Страница 36 из 40
8
Город Ерслем расположен далеко от Озера Средизем на прохладном плато, окруженном цепью невысоких голых гор. Казалось, всю свою жизнь я готовился к первой встрече с этим золотым городом, чей облик я хорошо знал. И поэтому, когда я увидел его шпили и парапеты, поднимающиеся на востоке, я испытал не священный ужас, а ощущение, что я вернулся домой.
Дорога, вьющаяся среди холмов привела нас в город, стены которого были сделаны из блоков прекрасного камня, розово-золотистого цвета. Дома и храмы построены тоже из этого камня. Деревья вдоль дороги были земные, а не звездные и это очень украшало этот город, старейший из всех городов, древнее Роума и Перриша.
Дальновидные завоеватели не вмешивались в его управление. Городом, как и прежде, управлял Мастер гильдии Пилигримов, и даже завоеватели должны были просить у него разрешения войти в город.

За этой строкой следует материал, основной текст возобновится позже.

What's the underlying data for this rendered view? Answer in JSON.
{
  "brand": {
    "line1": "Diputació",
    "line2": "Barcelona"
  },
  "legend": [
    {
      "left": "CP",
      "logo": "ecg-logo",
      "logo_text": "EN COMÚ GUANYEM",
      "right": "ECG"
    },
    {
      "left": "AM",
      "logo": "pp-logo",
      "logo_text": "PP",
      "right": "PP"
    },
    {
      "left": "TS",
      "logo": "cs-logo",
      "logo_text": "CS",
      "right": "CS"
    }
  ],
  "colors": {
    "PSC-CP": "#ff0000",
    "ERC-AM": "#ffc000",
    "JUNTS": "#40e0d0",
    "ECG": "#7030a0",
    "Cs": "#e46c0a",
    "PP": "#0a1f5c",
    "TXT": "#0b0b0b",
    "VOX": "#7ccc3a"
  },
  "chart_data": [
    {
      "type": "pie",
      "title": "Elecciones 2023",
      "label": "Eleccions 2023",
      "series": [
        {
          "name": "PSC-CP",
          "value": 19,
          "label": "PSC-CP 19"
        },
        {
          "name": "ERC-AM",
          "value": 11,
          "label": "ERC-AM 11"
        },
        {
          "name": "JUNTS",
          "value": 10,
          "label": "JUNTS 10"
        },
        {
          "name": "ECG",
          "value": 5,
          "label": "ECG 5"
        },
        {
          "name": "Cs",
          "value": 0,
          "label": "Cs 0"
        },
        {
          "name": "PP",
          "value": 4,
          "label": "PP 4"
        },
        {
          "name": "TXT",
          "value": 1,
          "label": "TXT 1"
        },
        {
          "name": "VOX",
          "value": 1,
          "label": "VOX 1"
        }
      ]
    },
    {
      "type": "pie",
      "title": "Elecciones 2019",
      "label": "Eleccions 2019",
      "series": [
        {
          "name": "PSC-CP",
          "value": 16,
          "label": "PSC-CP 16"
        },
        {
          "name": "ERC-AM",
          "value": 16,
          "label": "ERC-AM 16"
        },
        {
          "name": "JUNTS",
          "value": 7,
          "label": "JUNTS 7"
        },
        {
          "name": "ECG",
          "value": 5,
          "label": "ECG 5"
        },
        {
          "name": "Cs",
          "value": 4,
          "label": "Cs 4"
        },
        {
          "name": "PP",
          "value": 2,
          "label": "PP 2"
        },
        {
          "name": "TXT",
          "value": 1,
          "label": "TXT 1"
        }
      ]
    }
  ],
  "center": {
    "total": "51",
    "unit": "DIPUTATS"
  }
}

Конечно, это была проформа, ибо Мастер гильдии так же, как и Канцлер Летописцев были марионетками в руках завоевателей. Но это тщательно скрывалось.
Завоеватели оставили наш святой город, как отдельный остров и они не ходили с оружием по его улицам.
У внешней стены мы официально попросили разрешения войти у Стража, охранявшего ворота, и по всем правилам своей гильдии мягко, но настойчиво он выполнил всю процедуру. Мы с Олмейн были допущены в город автоматически, однако предъявили свои звездные камни, затем нам дали мыслешлемы, чтобы проверить наши имена в архивах гильдии. У Хирурга дело было проще – он еще раньше, будучи в Эфрике, обратился с просьбой о въезде и его мгновенно пропустили.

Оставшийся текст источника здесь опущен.